Baca: Bullying SMA 3, Ahok: Kalau Perlu Keluarkan dari Sekolah
KPAI tidak hanya mengintervensi kepada pihak sekolah, tapi juga siswa yang menjadi pelaku perisakan. Susanto berujar, ia tidak ingin pihak mana pun hanya menekan sekolah, tapi juga harus muncul kepeloporan dari siswa.
Selain itu, Susanto mengkritik sistem masa orientasi siswa (MOS) yang jauh dari esensi sebagai media pengenalan sekolah. Menurut dia, yang terjadi selama ini dalam sistem MOS hanyalah mewariskan tindak kekerasan dari satu generasi ke generasi berikutnya. "Itu yang tidak dibenarkan," tuturnya.

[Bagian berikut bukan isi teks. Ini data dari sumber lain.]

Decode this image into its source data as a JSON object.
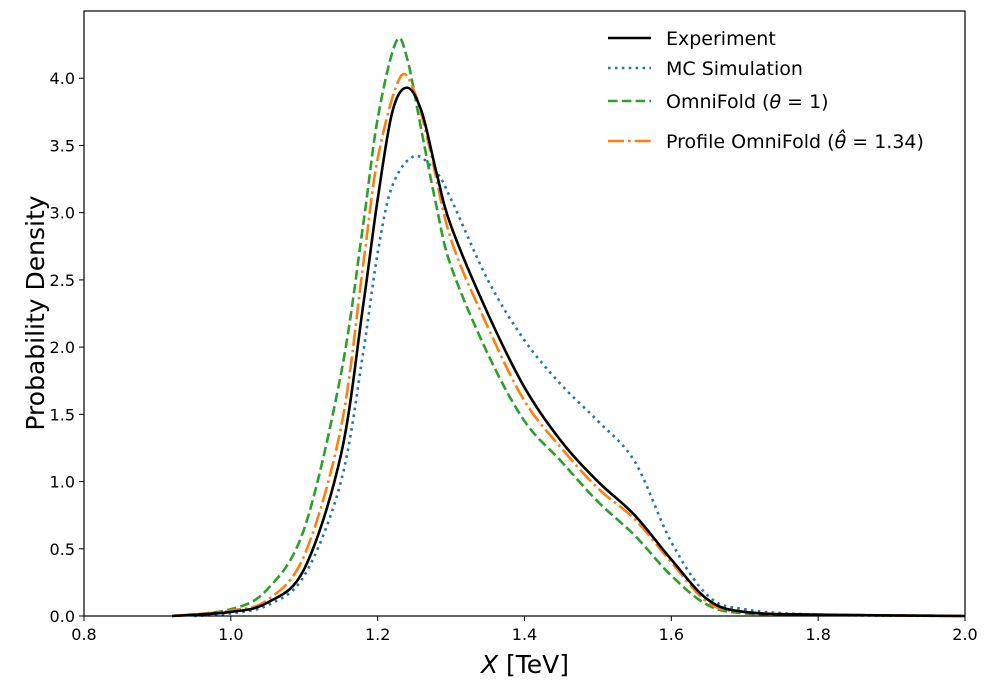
{
  "chart_data": {
    "type": "line",
    "title": "",
    "xlabel": "X [TeV]",
    "xlabel_var": "X",
    "xlabel_unit": " [TeV]",
    "ylabel": "Probability Density",
    "xlim": [
      0.8,
      2.0
    ],
    "ylim": [
      0.0,
      4.5
    ],
    "xticks": [
      "0.8",
      "1.0",
      "1.2",
      "1.4",
      "1.6",
      "1.8",
      "2.0"
    ],
    "yticks": [
      "0.0",
      "0.5",
      "1.0",
      "1.5",
      "2.0",
      "2.5",
      "3.0",
      "3.5",
      "4.0"
    ],
    "grid": false,
    "legend_position": "top-right",
    "series": [
      {
        "name": "Experiment",
        "color": "#000000",
        "style": "solid",
        "x": [
          0.92,
          1.0,
          1.05,
          1.1,
          1.15,
          1.18,
          1.2,
          1.22,
          1.24,
          1.26,
          1.28,
          1.3,
          1.35,
          1.4,
          1.45,
          1.5,
          1.55,
          1.6,
          1.65,
          1.7,
          1.8,
          2.0
        ],
        "y": [
          0.0,
          0.03,
          0.1,
          0.35,
          1.2,
          2.3,
          3.1,
          3.75,
          3.93,
          3.75,
          3.3,
          2.9,
          2.25,
          1.7,
          1.3,
          1.0,
          0.75,
          0.42,
          0.12,
          0.03,
          0.01,
          0.0
        ]
      },
      {
        "name": "MC Simulation",
        "color": "#1f77b4",
        "style": "dotted",
        "x": [
          0.95,
          1.0,
          1.05,
          1.1,
          1.15,
          1.18,
          1.2,
          1.22,
          1.25,
          1.28,
          1.3,
          1.35,
          1.4,
          1.45,
          1.5,
          1.55,
          1.6,
          1.65,
          1.7,
          1.8,
          2.0
        ],
        "y": [
          0.0,
          0.02,
          0.08,
          0.3,
          1.0,
          1.95,
          2.7,
          3.2,
          3.42,
          3.3,
          3.1,
          2.5,
          2.05,
          1.72,
          1.45,
          1.15,
          0.55,
          0.15,
          0.05,
          0.01,
          0.0
        ]
      },
      {
        "name": "OmniFold (θ = 1)",
        "label_main": "OmniFold (",
        "label_var": "θ",
        "label_rest": " = 1)",
        "color": "#2ca02c",
        "style": "dashed",
        "x": [
          0.92,
          1.0,
          1.05,
          1.1,
          1.15,
          1.18,
          1.2,
          1.225,
          1.24,
          1.26,
          1.28,
          1.3,
          1.35,
          1.4,
          1.45,
          1.5,
          1.55,
          1.6,
          1.65,
          1.7,
          1.8,
          2.0
        ],
        "y": [
          0.0,
          0.05,
          0.2,
          0.65,
          1.8,
          2.9,
          3.7,
          4.27,
          4.15,
          3.6,
          3.05,
          2.6,
          1.95,
          1.45,
          1.15,
          0.85,
          0.6,
          0.3,
          0.08,
          0.02,
          0.01,
          0.0
        ]
      },
      {
        "name": "Profile OmniFold (θ̂ = 1.34)",
        "label_main": "Profile OmniFold (",
        "label_var": "θ̂",
        "label_rest": " = 1.34)",
        "color": "#ff7f0e",
        "style": "dashdot",
        "x": [
          0.92,
          1.0,
          1.05,
          1.1,
          1.15,
          1.18,
          1.2,
          1.23,
          1.25,
          1.27,
          1.3,
          1.35,
          1.4,
          1.45,
          1.5,
          1.55,
          1.6,
          1.65,
          1.7,
          1.8,
          2.0
        ],
        "y": [
          0.0,
          0.04,
          0.12,
          0.45,
          1.4,
          2.6,
          3.4,
          4.0,
          3.9,
          3.5,
          2.8,
          2.15,
          1.6,
          1.25,
          0.95,
          0.72,
          0.4,
          0.1,
          0.03,
          0.01,
          0.0
        ]
      }
    ]
  }
}
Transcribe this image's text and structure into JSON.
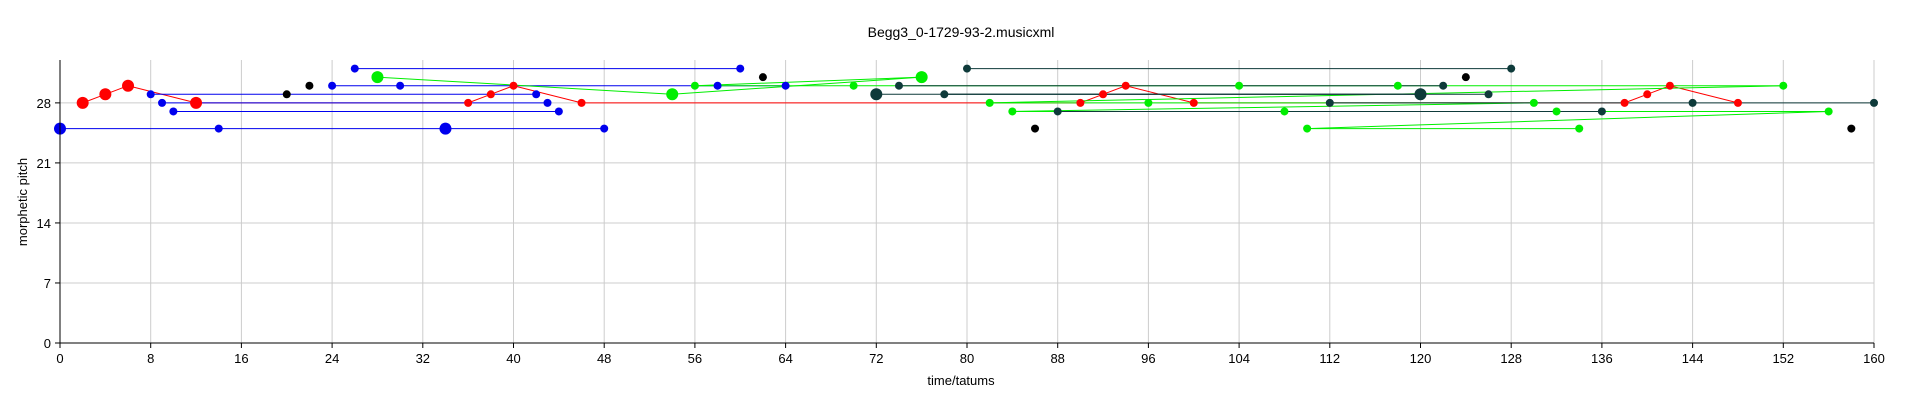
{
  "chart_data": {
    "type": "scatter",
    "title": "Begg3_0-1729-93-2.musicxml",
    "xlabel": "time/tatums",
    "ylabel": "morphetic pitch",
    "xlim": [
      0,
      160
    ],
    "ylim": [
      0,
      33
    ],
    "xticks": [
      0,
      8,
      16,
      24,
      32,
      40,
      48,
      56,
      64,
      72,
      80,
      88,
      96,
      104,
      112,
      120,
      128,
      136,
      144,
      152,
      160
    ],
    "yticks": [
      0,
      7,
      14,
      21,
      28
    ],
    "grid": true,
    "series": [
      {
        "color": "#ff0000",
        "connect": "line",
        "points": [
          {
            "x": 2,
            "y": 28,
            "big": true
          },
          {
            "x": 4,
            "y": 29,
            "big": true
          },
          {
            "x": 6,
            "y": 30,
            "big": true
          },
          {
            "x": 12,
            "y": 28,
            "big": true
          },
          {
            "x": 36,
            "y": 28
          },
          {
            "x": 38,
            "y": 29
          },
          {
            "x": 40,
            "y": 30
          },
          {
            "x": 46,
            "y": 28
          },
          {
            "x": 90,
            "y": 28
          },
          {
            "x": 92,
            "y": 29
          },
          {
            "x": 94,
            "y": 30
          },
          {
            "x": 100,
            "y": 28
          },
          {
            "x": 138,
            "y": 28
          },
          {
            "x": 140,
            "y": 29
          },
          {
            "x": 142,
            "y": 30
          },
          {
            "x": 148,
            "y": 28
          }
        ]
      },
      {
        "color": "#0000ee",
        "connect": "horizontal",
        "points": [
          {
            "x": 0,
            "y": 25,
            "big": true
          },
          {
            "x": 14,
            "y": 25
          },
          {
            "x": 34,
            "y": 25,
            "big": true
          },
          {
            "x": 48,
            "y": 25
          },
          {
            "x": 8,
            "y": 29
          },
          {
            "x": 42,
            "y": 29
          },
          {
            "x": 9,
            "y": 28
          },
          {
            "x": 43,
            "y": 28
          },
          {
            "x": 10,
            "y": 27
          },
          {
            "x": 44,
            "y": 27
          },
          {
            "x": 24,
            "y": 30
          },
          {
            "x": 30,
            "y": 30
          },
          {
            "x": 58,
            "y": 30
          },
          {
            "x": 64,
            "y": 30
          },
          {
            "x": 26,
            "y": 32
          },
          {
            "x": 60,
            "y": 32
          }
        ]
      },
      {
        "color": "#000000",
        "connect": "none",
        "points": [
          {
            "x": 20,
            "y": 29
          },
          {
            "x": 22,
            "y": 30
          },
          {
            "x": 62,
            "y": 31
          },
          {
            "x": 86,
            "y": 25
          },
          {
            "x": 124,
            "y": 31
          },
          {
            "x": 158,
            "y": 25
          }
        ]
      },
      {
        "color": "#00ee00",
        "connect": "line",
        "points": [
          {
            "x": 28,
            "y": 31,
            "big": true
          },
          {
            "x": 54,
            "y": 29,
            "big": true
          },
          {
            "x": 76,
            "y": 31,
            "big": true
          },
          {
            "x": 56,
            "y": 30
          },
          {
            "x": 70,
            "y": 30
          },
          {
            "x": 104,
            "y": 30
          },
          {
            "x": 118,
            "y": 30
          },
          {
            "x": 152,
            "y": 30
          },
          {
            "x": 82,
            "y": 28
          },
          {
            "x": 96,
            "y": 28
          },
          {
            "x": 130,
            "y": 28
          },
          {
            "x": 84,
            "y": 27
          },
          {
            "x": 108,
            "y": 27
          },
          {
            "x": 132,
            "y": 27
          },
          {
            "x": 156,
            "y": 27
          },
          {
            "x": 110,
            "y": 25
          },
          {
            "x": 134,
            "y": 25
          }
        ]
      },
      {
        "color": "#0e3a3a",
        "connect": "horizontal",
        "points": [
          {
            "x": 72,
            "y": 29,
            "big": true
          },
          {
            "x": 120,
            "y": 29,
            "big": true
          },
          {
            "x": 74,
            "y": 30
          },
          {
            "x": 122,
            "y": 30
          },
          {
            "x": 78,
            "y": 29
          },
          {
            "x": 126,
            "y": 29
          },
          {
            "x": 80,
            "y": 32
          },
          {
            "x": 128,
            "y": 32
          },
          {
            "x": 88,
            "y": 27
          },
          {
            "x": 136,
            "y": 27
          },
          {
            "x": 112,
            "y": 28
          },
          {
            "x": 144,
            "y": 28
          },
          {
            "x": 160,
            "y": 28
          }
        ]
      }
    ]
  }
}
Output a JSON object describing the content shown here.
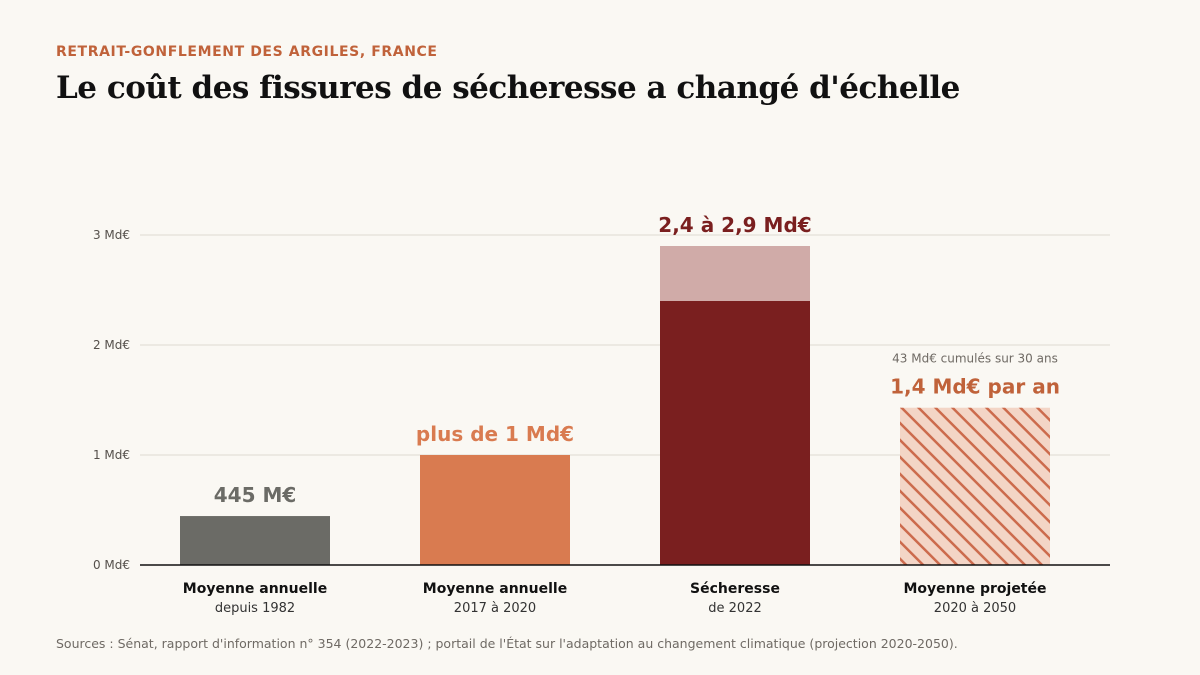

Baca: Kasus Bullying SMA 3 Jakarta, Ini Komentar Wali Kota Jaksel
Saat ada pertemuan antara guru dan murid di sekolah, Susanto meminta tidak hanya membahas program sekolah. Susanto meminta adanya tukar pikiran atau gagasan yang membahas karakter anak, sehingga bisa jauh dari tindak perisakan. "Tidak hanya membahas hukuman, tapi juga disiplin positif, agar tidak terulang," kata Susanto.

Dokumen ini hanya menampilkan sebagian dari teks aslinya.